Volviendo a la plaza, lo malo es que el pase a ese lugar místico resulta prácticamente imposible. En la puerta de acceso siempre hay un guardia, un cancerbero, un guarro, un gorila, que impiden el acceso. El caso es que el que esto firma fue a narrar para Tlaxcala Televisión la novillada en que se presentó la ganadería de Núñez del Olmo. Portando la pulsera que acreditaba su pase al callejón, como quien lleva en la muñeca la entrada al paraíso, me acerqué a la puerta, sólo para enterarme que el productor de la tele tuvo miedo a que una nubecita cárdena con forma de vaquilla -a la que confundió con el Miura negro de un aguacero- desguazara sobre sus cámaras y micrófonos. Aunque creo que, en realidad, tuvo miedo a estar ahí, en la frontera misma de la muerte dónde pueden saltar los toros y caerle a uno en la cabeza. Por ello, nos mandó a narrar la corrida desde las últimas filas de la plaza Ranchero Aguilar, de Tlaxcala. El único atenuante ante tal oprobio, fue que compartimos micrófono con el matador José Luis Angelino y con sus comentarios aprendimos más del difícil arte de ver toros.

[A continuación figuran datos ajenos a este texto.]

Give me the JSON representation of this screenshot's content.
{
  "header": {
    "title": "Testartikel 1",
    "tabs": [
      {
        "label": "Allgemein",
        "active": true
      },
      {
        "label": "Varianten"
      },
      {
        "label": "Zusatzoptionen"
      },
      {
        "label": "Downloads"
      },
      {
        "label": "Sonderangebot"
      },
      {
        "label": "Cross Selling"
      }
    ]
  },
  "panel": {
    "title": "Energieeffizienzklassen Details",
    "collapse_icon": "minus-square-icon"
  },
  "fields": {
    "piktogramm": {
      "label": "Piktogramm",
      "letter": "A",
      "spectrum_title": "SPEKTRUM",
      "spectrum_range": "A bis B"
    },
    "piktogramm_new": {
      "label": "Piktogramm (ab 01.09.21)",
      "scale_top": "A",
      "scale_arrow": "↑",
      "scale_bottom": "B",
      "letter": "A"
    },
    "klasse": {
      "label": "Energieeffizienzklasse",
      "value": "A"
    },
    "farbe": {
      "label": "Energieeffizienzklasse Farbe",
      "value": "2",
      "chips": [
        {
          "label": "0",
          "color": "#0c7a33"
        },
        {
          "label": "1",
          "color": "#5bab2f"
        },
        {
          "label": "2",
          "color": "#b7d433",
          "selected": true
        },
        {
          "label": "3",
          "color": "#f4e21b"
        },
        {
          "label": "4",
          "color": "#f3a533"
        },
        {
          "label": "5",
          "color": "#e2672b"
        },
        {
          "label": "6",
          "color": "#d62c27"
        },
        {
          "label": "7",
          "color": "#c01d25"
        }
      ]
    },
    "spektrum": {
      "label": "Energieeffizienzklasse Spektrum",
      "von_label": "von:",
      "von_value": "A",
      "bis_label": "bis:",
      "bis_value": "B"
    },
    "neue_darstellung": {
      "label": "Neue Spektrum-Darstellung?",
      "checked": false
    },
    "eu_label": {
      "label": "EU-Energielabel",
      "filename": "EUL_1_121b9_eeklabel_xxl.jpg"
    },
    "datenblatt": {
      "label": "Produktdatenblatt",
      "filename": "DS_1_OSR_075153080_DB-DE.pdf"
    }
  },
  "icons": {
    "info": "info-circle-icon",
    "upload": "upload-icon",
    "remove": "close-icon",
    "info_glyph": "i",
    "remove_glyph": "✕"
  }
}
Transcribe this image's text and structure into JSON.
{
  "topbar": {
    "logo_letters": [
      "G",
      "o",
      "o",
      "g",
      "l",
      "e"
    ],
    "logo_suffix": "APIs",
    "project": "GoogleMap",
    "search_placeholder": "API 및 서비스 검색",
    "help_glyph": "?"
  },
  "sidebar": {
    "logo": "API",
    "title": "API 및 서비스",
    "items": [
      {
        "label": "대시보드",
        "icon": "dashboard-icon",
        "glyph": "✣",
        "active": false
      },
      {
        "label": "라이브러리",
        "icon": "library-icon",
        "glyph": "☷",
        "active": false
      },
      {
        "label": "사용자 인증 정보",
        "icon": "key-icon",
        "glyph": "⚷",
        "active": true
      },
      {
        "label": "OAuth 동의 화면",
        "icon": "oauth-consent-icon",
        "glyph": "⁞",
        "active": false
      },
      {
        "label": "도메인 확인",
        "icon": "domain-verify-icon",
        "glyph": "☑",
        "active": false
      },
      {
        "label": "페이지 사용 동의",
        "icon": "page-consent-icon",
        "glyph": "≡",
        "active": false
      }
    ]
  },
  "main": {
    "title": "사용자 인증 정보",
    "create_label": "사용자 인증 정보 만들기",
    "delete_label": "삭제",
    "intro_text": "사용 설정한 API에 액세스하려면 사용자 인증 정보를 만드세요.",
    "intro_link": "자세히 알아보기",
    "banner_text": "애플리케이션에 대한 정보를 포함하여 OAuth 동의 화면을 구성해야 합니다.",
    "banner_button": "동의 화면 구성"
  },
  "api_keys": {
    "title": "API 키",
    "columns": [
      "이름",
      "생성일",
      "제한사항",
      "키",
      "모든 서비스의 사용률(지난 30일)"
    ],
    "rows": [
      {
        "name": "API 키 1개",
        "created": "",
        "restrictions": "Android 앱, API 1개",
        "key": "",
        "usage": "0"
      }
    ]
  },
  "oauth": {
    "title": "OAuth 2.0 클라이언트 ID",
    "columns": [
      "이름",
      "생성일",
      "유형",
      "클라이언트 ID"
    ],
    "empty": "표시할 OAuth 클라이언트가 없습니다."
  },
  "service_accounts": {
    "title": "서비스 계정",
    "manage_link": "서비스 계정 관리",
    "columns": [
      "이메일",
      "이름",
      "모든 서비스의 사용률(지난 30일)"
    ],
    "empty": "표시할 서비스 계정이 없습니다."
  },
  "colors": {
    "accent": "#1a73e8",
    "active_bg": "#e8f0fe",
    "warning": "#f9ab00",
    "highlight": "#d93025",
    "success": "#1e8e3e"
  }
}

Los de Núñez del Olmo se portaron muy bien y salieron buenos. Todos fueron aplaudidos de salida y cinco de seis, ovacionados durante el arrastre. El primero fue importante, más noble que bravo. Gerardo Sánchez casi estuvo a la altura. El segundo, un berrendo aparejado con unos pitacos muy respetables salió bravísimo, pero se caía no tanto por debilidad, sino por alguna lesión o enfermedad, le correspondió a Ana Paola Hernández, que valiente, estuvo decorosa. Alan Corona lidió discreto al tercero, un novillo colorado que también fue bueno. Juan Pedro Herrera estuvo muy torero con un cárdeno oscuro. Rafael Soriano toreó un novillo casi toro, precioso, cornivuelto y muy fino, que se escapó de un libro de historia de la ganadería de San Mateo. Soriano le puso imaginación con el capote y nos presentó un bellísimo lance de su invención y al que bautizó como “El quite de la bailarina”. Luego, con la muleta lo lidió con arte y al final, rescató del cajón de los olvidos el toreo de pitón a pitón, señorial y poderoso. Este torero llegará lejos. Finalmente, Jorge Esparza hizo esfuerzos loables con un buen toro que en los primeros lances se estrelló contra el callejón –la frontera mítica- y se lastimó una mano.

Todo esto se los cuento, visto desde la nebulosa de las alturas, atisbando con nostalgia, ese burladero interior de transmisiones, en el angostillo mágico, allá, tan lejos y tan cerca, ese rincón que separa con tablones pintados de rojo, la gloria de lo pedestre, lo trascendente de lo ordinario.